I was bumming around with Em, years ago, sitting on a bench at a little park. It was autumn and cold and there were no kids around. We were just sitting there without talking, there was nothing more to say. Over her shoulder I saw a little playground with some plastic animals set on springs. I got up and walked over there and she followed me. We both took an animal and started rocking back and forth. Hers was a dragon. Mine was a sea horse.
“Are we old?” She asked.
“No,” I said, “not yet.”
“I feel old.” She shivered beneath her coat.
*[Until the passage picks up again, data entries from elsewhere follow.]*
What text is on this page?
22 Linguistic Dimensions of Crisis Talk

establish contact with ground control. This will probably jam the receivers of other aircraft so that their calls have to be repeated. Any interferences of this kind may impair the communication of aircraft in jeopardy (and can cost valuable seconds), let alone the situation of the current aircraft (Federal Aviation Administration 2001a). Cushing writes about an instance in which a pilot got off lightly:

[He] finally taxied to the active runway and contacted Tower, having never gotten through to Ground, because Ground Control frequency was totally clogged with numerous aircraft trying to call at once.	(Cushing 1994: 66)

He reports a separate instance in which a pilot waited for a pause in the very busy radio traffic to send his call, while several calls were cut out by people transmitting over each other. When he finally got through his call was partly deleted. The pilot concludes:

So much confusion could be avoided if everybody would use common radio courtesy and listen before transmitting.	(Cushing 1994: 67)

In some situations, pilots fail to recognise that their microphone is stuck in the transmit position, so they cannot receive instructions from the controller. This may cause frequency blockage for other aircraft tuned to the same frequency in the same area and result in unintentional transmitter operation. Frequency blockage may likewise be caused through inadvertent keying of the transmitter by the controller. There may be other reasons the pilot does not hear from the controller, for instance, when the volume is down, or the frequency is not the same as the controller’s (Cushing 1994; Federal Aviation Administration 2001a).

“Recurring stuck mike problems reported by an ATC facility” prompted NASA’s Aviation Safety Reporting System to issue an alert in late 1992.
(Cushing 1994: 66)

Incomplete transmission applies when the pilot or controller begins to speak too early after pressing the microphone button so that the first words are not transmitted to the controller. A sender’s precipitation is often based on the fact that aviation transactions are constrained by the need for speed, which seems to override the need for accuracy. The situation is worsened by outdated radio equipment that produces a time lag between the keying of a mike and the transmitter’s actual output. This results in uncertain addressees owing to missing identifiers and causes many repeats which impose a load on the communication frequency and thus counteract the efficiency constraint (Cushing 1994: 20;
We sat there side by side, rocking gently back and forth. I tried to reach out and touch her, but she bent sideways on her spring, so I stopped. A breeze blew some dry leaves off the trees and they settled on the ground around us. I was looking at them when I saw the kid. He was standing by the swings, one arm looped around the pole, just looking at us. Well, he wasn’t looking at us exactly, he was looking at our animals.
“Can I try?”
“Yeah dude, knock yourself out.” He came walking up to my sea horse and put a hand on its curved plastic tail. I stepped off with one leg, but my pants caught in the spring. The horse pulled forward with me as I tugged. When I yanked it free the horse jumped up.
Em gasped. My hands rose of their own volition and gripped my hair. “Oh shit.”
“Why did you do that?”
“Oh shit.”
“Oh my god, look at him. Something’s wrong with him.”
She was right, something was wrong. I went over, crouched down and looked at him lying there. The fingers of one hand were clenching and unclenching, like an insect without its head. I looked at his little ribs. “He’s breathing.”
“Why did you do that?” She asked again. She wasn’t looking at the kid anymore, she was looking at me. I wasn’t going to answer a question like that. It was cold and the dying leaves rustled on their branches. Another one broke and came drifting down.